Sunday, November 3, 2013

Maguire - Big Banks In Trouble As Major LBMA Default Nears

"On the heels of continued volatility in the gold and silver markets, today the man who three weeks ago correctly predicted gold would surge above $1,300, is now warning King World News that the LBMA is now moving closer to a major “default.”  London metals trader Andrew Maguire also spoke with KWN about what the big banks so incredibly worried at this point.  Below is what Maguire had to say in this tremendous and timely interview.

Maguire:  “People will ask me, ‘With such strong physical demand, how can the price (of gold) be going down?’  The answer is simple.  Physical gold is completely unleveraged.  Synthetic Comex supply is not gold at all, it’s just fake supply, and it temporarily overwhelms the underlying (true physical) demand.  

It’s pretty easy to do if you are the Fed.  The Fed has a complete visibility into the (trading) ‘book,’ and knows exactly how much synthetic gold to dump into the market at any time to overcome the ‘bid stack,’ and ignite the algorithm-driven momentum follow through selling.  It’s their (the Fed’s) game....

“It allows the two primary bullion bank operatives to front-run, on inside information, for their own book too.  And when a single entity instantly dumps, like after the FOMC (Meeting), over 35 tons of synthetic gold into the market, it’s giving the algorithm-driven market a temporary ability to overwhelm any unleveraged physical demand.

This is the last vestiges of the tail wagging the dog, though, as each time they do this physical buyers take the spot price.  They (then) step up into the (London) fix demanding to convert these paper purchases into real bullion.  Speaking of London, Eric, the physical market is where the rubber actually meets the road.

Converting so much paper gold into bullion is stressing out (the existing) between 90 - 1 and 100 - 1 leverage of available supplies.  This was never, ever anticipated to happen (by the bullion banks or the Fed).  The bulk of all LBMA bank accounts are held in unallocated form.  It’s amazing how few institutions even realize this.

That includes billions (of dollars) of pension fund holdings.  What amazes me, Eric, is when speaking to these (pension fund) managers they actually believe they have access to the physical (gold), or (that) they can convert these holdings into allocated form on demand.  That could not be further from the truth.  

When applying for an LBMA bullion account, an investor (or entity) is steered into the lower cost unallocated option on the premise that it’s much cheaper carrying costs than buying bullion in allocated serial-numbered form.  But after reading this ‘boilerplate’ unallocated small print, it becomes absolutely clear there is zero physical to back up these (unallocated) bullion holdings.  In other words, the bullion account is actually set up no differently than a regular bank account where you simply receive a ledger receipt for your cash deposit.  

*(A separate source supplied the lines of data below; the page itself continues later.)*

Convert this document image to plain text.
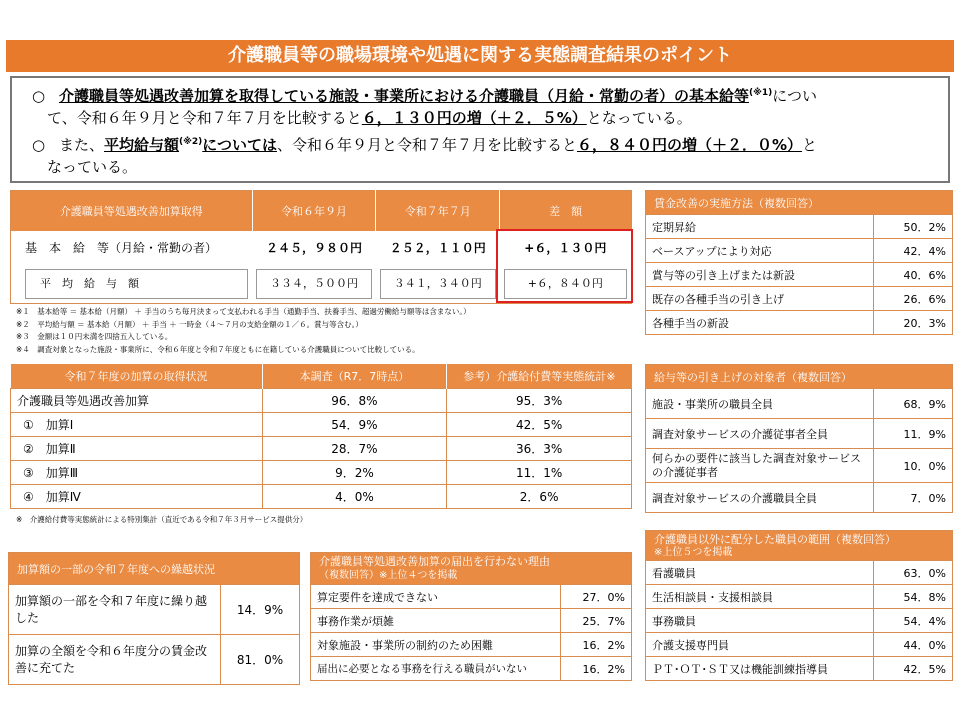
介護職員等の職場環境や処遇に関する実態調査結果のポイント

○ 介護職員等処遇改善加算を取得している施設・事業所における介護職員（月給・常勤の者）の基本給等$^{(※1)}$につい
て、令和６年９月と令和７年７月を比較すると６，１３０円の増（＋２．５%）となっている。

○ また、平均給与額$^{(※2)}$については、令和６年９月と令和７年７月を比較すると６，８４０円の増（＋２．０%）と
なっている。

介護職員等処遇改善加算取得	令和６年９月	令和７年７月	差　額
基　本　給　等（月給・常勤の者）	２４５，９８０円	２５２，１１０円	+６，１３０円

平　均　給　与　額	３３４，５００円	３４１，３４０円	+６，８４０円
※１　基本給等 ＝ 基本給（月額） ＋ 手当のうち毎月決まって支払われる手当（通勤手当、扶養手当、超過労働給与額等は含まない。）
※２　平均給与額 ＝ 基本給（月額） ＋ 手当 ＋ 一時金（４～７月の支給金額の１／６。賞与等含む。）
※３　金額は１０円未満を四捨五入している。
※４　調査対象となった施設・事業所に、令和６年度と令和７年度ともに在籍している介護職員について比較している。
令和７年度の加算の取得状況	本調査（R7．7時点）	参考）介護給付費等実態統計※
介護職員等処遇改善加算	96．8%	95．3%
①　加算Ⅰ	54．9%	42．5%
②　加算Ⅱ	28．7%	36．3%
③　加算Ⅲ	9．2%	11．1%
④　加算Ⅳ	4．0%	2．6%
※　介護給付費等実態統計による特別集計（直近である令和７年３月サービス提供分）
賃金改善の実施方法（複数回答）	
定期昇給	50．2%
ベースアップにより対応	42．4%
賞与等の引き上げまたは新設	40．6%
既存の各種手当の引き上げ	26．6%
各種手当の新設	20．3%
給与等の引き上げの対象者（複数回答）	
施設・事業所の職員全員	68．9%
調査対象サービスの介護従事者全員	11．9%
何らかの要件に該当した調査対象サービスの介護従事者	10．0%
調査対象サービスの介護職員全員	7．0%
加算額の一部の令和７年度への繰越状況	
加算額の一部を令和７年度に繰り越した	14．9%
加算の全額を令和６年度分の賃金改善に充てた	81．0%
介護職員等処遇改善加算の届出を行わない理由
（複数回答）※上位４つを掲載	

算定要件を達成できない	27．0%
事務作業が煩雑	25．7%
対象施設・事業所の制約のため困難	16．2%
届出に必要となる事務を行える職員がいない	16．2%
介護職員以外に配分した職員の範囲（複数回答）
※上位５つを掲載	

看護職員	63．0%
生活相談員・支援相談員	54．8%
事務職員	54．4%
介護支援専門員	44．0%
ＰＴ･ＯＴ･ＳＴ又は機能訓練指導員	42．5%
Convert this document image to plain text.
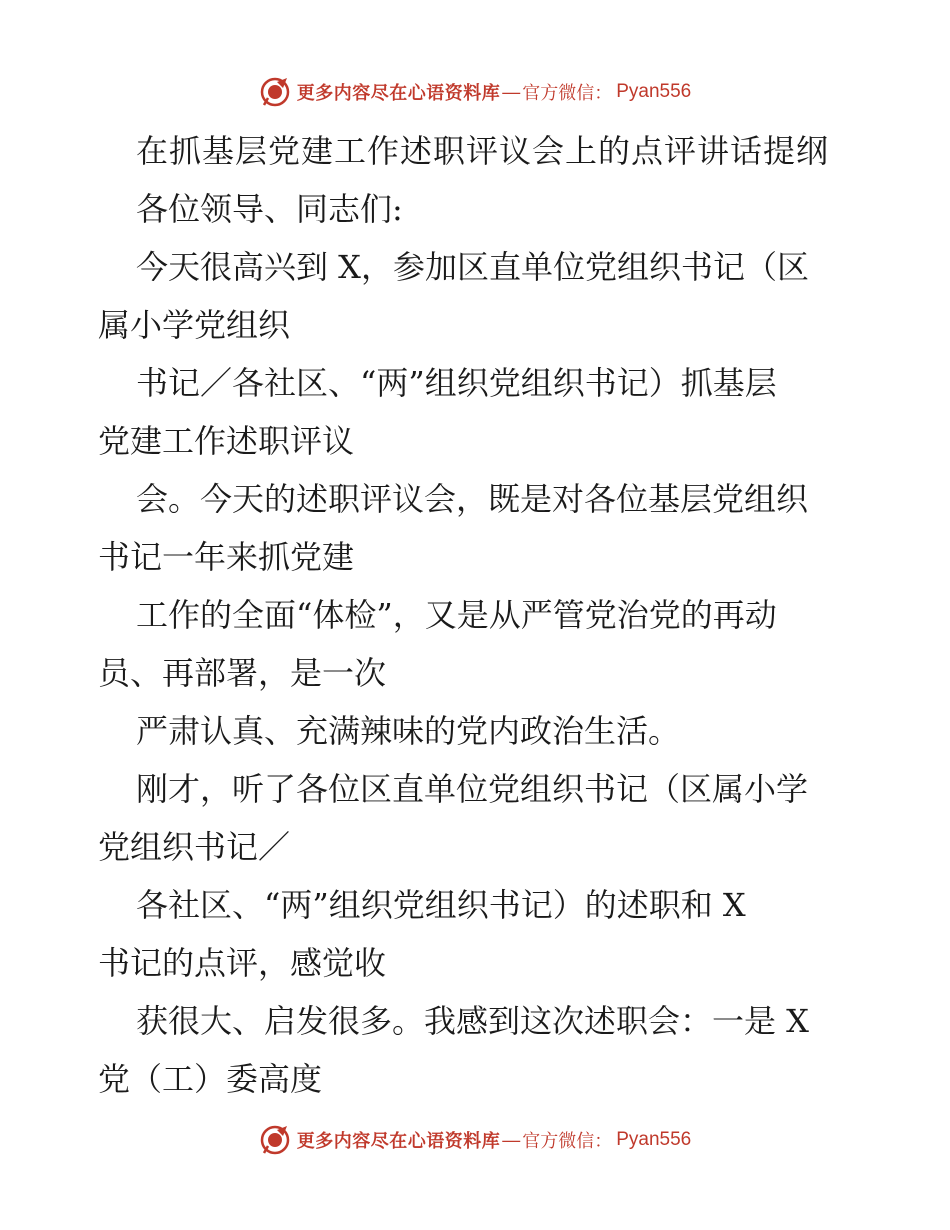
更多内容尽在心语资料库 — 官方微信： Pyan556
在抓基层党建工作述职评议会上的点评讲话提纲
各位领导、同志们:
今天很高兴到 X，参加区直单位党组织书记（区
属小学党组织
书记／各社区、“两”组织党组织书记）抓基层
党建工作述职评议
会。今天的述职评议会，既是对各位基层党组织
书记一年来抓党建
工作的全面“体检”，又是从严管党治党的再动
员、再部署，是一次
严肃认真、充满辣味的党内政治生活。
刚才，听了各位区直单位党组织书记（区属小学
党组织书记／
各社区、“两”组织党组织书记）的述职和 X
书记的点评，感觉收
获很大、启发很多。我感到这次述职会：一是 X
党（工）委高度
更多内容尽在心语资料库 — 官方微信： Pyan556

By default, you (have then) just become a creditor of the bullion bank, and that’s a bank (where) you have zero visibility into their health.  As we know, these accounts are no more than highly leveraged, rehypothecated structures that for decades have completely distorted true supply/demand fundamentals. 

China is now poaching -- financing these forward agreements away from these traditional LBMA bullion banks -- ruining their ability to roll forward many of these leveraged positions that (have) kept this Ponzi scheme (at the LBMA) going.  People have to understand this is a game-changer, Eric.  It forces the bullion banks to ‘pay the piper.’  They (bullion banks) have to mark longstanding, over-collateralized, rehypothecated gold and silver positions to market.  This means buying physical to do so.

This starts to bring supply/demand fundamentals to the forefront.  These positions are put on, and over time they were rolled again and again and again, allowing them to be collateralized as we said, 100 times over.  And (at that time) the bullion banks had full control of the US and London markets.  

However, this unanticipated physical demand is removing this underlying physical (gold) out of their control.  This is a big deal.  The high leverage in the paper markets, based upon one ounce for every rehypothecated 100 ounces employed in the market, this ‘anchor’ has now come loose.  

Unfortunately, for the bullion banks leverage works in two ways, and what we are seeing now is the start of a ‘forced unwind’ of these rehypothecated positions.  There is simply not enough physical (gold) for them to cover (their) positions, and that’s why we will see a default (at the LBMA).”